RDS is now gone. It's on a couple of EC2 instances with replication, hourly EBS snapshots and daily shipping to S3.

I'm loathed to use AWS's "encapsulated" services for anything since.

I think these are isolated incidents though. We’ve ran several tens of RDS clusters for 6 years running, and nothing has ever gone wrong. Maybe the ap-northeast-1 region is well maintained?
Could that be an AWS operational issue, and not related to Valkey?

I only run redis myself but wouldn't immediately place blame on Valkey if that happened.

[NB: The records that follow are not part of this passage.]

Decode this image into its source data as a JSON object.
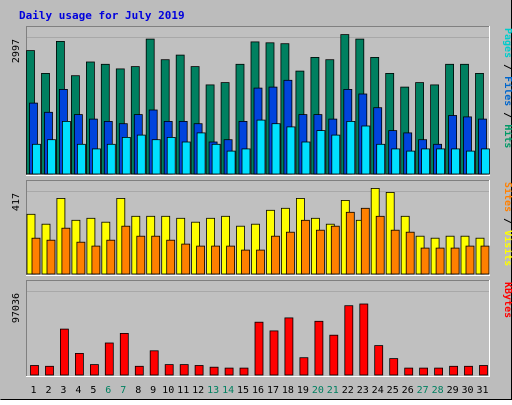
{
  "chart_data": {
    "type": "bar",
    "title": "Daily usage for July 2019",
    "categories": [
      "1",
      "2",
      "3",
      "4",
      "5",
      "6",
      "7",
      "8",
      "9",
      "10",
      "11",
      "12",
      "13",
      "14",
      "15",
      "16",
      "17",
      "18",
      "19",
      "20",
      "21",
      "22",
      "23",
      "24",
      "25",
      "26",
      "27",
      "28",
      "29",
      "30",
      "31"
    ],
    "weekend_days": [
      "6",
      "7",
      "13",
      "14",
      "20",
      "21",
      "27",
      "28"
    ],
    "panels": [
      {
        "id": "hits",
        "ylim": [
          0,
          2997
        ],
        "max_label": "2997",
        "legend": [
          {
            "text": "Pages",
            "color": "#00cccc"
          },
          {
            "text": " / ",
            "color": "#000000"
          },
          {
            "text": "Files",
            "color": "#0066cc"
          },
          {
            "text": " / ",
            "color": "#000000"
          },
          {
            "text": "Hits",
            "color": "#009966"
          }
        ],
        "series": [
          {
            "name": "Hits",
            "color": "#008060",
            "values": [
              2700,
              2200,
              2900,
              2150,
              2450,
              2400,
              2300,
              2350,
              2950,
              2500,
              2600,
              2350,
              1950,
              2000,
              2400,
              2890,
              2870,
              2850,
              2250,
              2550,
              2500,
              3050,
              2950,
              2550,
              2200,
              1900,
              2000,
              1950,
              2400,
              2400,
              2200
            ]
          },
          {
            "name": "Files",
            "color": "#0044dd",
            "values": [
              1550,
              1350,
              1850,
              1300,
              1200,
              1150,
              1100,
              1300,
              1400,
              1150,
              1150,
              1100,
              700,
              750,
              1150,
              1880,
              1900,
              2050,
              1300,
              1300,
              1200,
              1850,
              1750,
              1450,
              950,
              900,
              750,
              650,
              1280,
              1250,
              1200
            ]
          },
          {
            "name": "Pages",
            "color": "#00e0ff",
            "values": [
              650,
              750,
              1150,
              650,
              550,
              650,
              800,
              850,
              750,
              800,
              700,
              900,
              650,
              500,
              550,
              1180,
              1100,
              1030,
              700,
              950,
              850,
              1150,
              1050,
              650,
              550,
              500,
              550,
              550,
              550,
              500,
              550
            ]
          }
        ]
      },
      {
        "id": "visits",
        "ylim": [
          0,
          417
        ],
        "max_label": "417",
        "legend": [
          {
            "text": "Sites",
            "color": "#ff8000"
          },
          {
            "text": " / ",
            "color": "#000000"
          },
          {
            "text": "Visits",
            "color": "#ffff00"
          }
        ],
        "series": [
          {
            "name": "Visits",
            "color": "#ffff00",
            "values": [
              300,
              250,
              380,
              270,
              280,
              260,
              380,
              290,
              290,
              290,
              280,
              260,
              280,
              290,
              240,
              250,
              320,
              330,
              380,
              280,
              250,
              370,
              270,
              430,
              410,
              290,
              190,
              180,
              190,
              190,
              180
            ]
          },
          {
            "name": "Sites",
            "color": "#ff8000",
            "values": [
              180,
              170,
              230,
              160,
              140,
              170,
              240,
              190,
              190,
              170,
              150,
              140,
              140,
              140,
              120,
              120,
              190,
              210,
              270,
              220,
              240,
              310,
              330,
              290,
              220,
              210,
              130,
              130,
              130,
              140,
              140
            ]
          }
        ]
      },
      {
        "id": "kbytes",
        "ylim": [
          0,
          97036
        ],
        "max_label": "97036",
        "legend": [
          {
            "text": "KBytes",
            "color": "#ff0000"
          }
        ],
        "series": [
          {
            "name": "KBytes",
            "color": "#ff0000",
            "values": [
              11000,
              10000,
              53000,
              25000,
              12000,
              37000,
              48000,
              10000,
              28000,
              12000,
              12000,
              11000,
              9000,
              8000,
              8000,
              61000,
              51000,
              66000,
              20000,
              62000,
              46000,
              80000,
              82000,
              34000,
              19000,
              8000,
              8000,
              8000,
              10000,
              10000,
              11000
            ]
          }
        ]
      }
    ]
  },
  "colors": {
    "outer_bg": "#bcbcbc",
    "panel_bg": "#c0c0c0",
    "title": "#0000dd",
    "weekday_label": "#000000",
    "weekend_label": "#008060",
    "frame_dark": "#808080",
    "frame_light": "#ffffff"
  }
}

Yeah I don't understand how something could be "completely offline" and still have health checks passing.
"completely offline" also doesn't sound like a problem with a software project. At best it's a particular managed service experiencing downtime. Would Linux be to blame if my power supply goes up in smoke?
It’s a bit confusing to me exactly what went wrong. I think that when you have a redis/valkey cluster with multiple nodes and you use the cluster uri, there must be some kind of load balancer or custom routing. When we would attempt to connect to valkey the connection would look good, but when we would submit commands to it they would never execute. We had written our application so that it would operate with no issue (just slower) if the cache goes down. In this case, connections looked good but no work was actually being done. AWS support suggested we restart the nodes but because they were not responding they never shut down … or at least it took a really long time. They were never able to tell us what actually happened. My guess is that valkey command execution got stuck somehow but was still able to create new connections.
“Completely offline” and passing health checks don’t typically go together…
Can’t be reached outside the network that the instance and health check are running on? Maybe available in one AZ, but not on the one that’s trying to connect.
Why you don't just run new instance with your own Valkey?
Because when you’re in production with many users, it’s not worth the risk when you’ve already been burned, especially when the downside is a small discount.
The aws managed cache offerings are not just a small premium, they're like 10x more expensive than the ec2 instance types they represent.
Its more but I doubt its 10x or even close to that.
It's not even 2x. I spot checked 2 instance types and they were 36% and 69% more.
What instance types were you using, just for reference?